I am looking forward to my sister’s cat, Summer, next week in Seoul. Even though I have cat allergy, I always look forward to having him lounging around me.

3 thoughts on “animals in our lives

  1. Jenna

    Pretty nice post. I just came across your blog and wanted to say
    that I’ve really enjoyed browsing your blog posts. Anyway
    I’ll be subscribing to your blog and I hope you post again soon!

  2. Ying

    When a couple wants kids, they think about the future they want to have, it’s about sharing. When a person wants a pet, it’s about owning.

    I just want to add the spiritual aspect of animals in our lives. In Chinese spiritual beliefs ( I don’t agree that this is a Buddhist point of view), humans, animals and all forms of lives are a part of the reincarnation system.

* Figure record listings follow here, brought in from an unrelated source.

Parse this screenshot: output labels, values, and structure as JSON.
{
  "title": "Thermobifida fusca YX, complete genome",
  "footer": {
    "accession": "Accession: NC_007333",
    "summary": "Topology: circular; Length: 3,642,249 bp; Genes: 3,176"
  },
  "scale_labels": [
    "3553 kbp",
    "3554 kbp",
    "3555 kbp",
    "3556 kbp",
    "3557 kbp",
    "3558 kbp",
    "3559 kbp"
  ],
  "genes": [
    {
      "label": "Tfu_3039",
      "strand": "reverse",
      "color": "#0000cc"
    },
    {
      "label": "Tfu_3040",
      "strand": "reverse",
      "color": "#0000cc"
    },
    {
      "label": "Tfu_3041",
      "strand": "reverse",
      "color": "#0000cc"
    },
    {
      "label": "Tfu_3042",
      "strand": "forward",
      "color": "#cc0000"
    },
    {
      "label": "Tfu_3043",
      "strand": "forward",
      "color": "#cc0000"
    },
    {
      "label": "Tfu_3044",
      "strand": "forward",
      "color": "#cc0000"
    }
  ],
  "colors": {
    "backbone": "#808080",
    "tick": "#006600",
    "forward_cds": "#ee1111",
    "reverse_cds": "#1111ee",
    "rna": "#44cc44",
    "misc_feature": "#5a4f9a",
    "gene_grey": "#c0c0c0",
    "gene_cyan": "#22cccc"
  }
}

Each living matter gets its chance to do good. The reward is to be promoted to a higher form of life. The punishment is to be demoted to something less significant or live with more sufferings. A farm cow that has to work all day long and get slaughtered at the end of its useful life can be considered as someone who may have done bad things to the farmer in its previous life, therefore paying back in this life. A kid born with a silver spoon may become an ant in his next life if he becomes doesn’t keep up with his good karma. This is a very interesting perspective of life. When everything is interconnected with the good and bad deeds, when every thing will be held accountable, people’s behaviors change. This also puts the relationship between humans and animals in a very unique perspective. It’s therefore in the lives of people, but in the basis of ethics.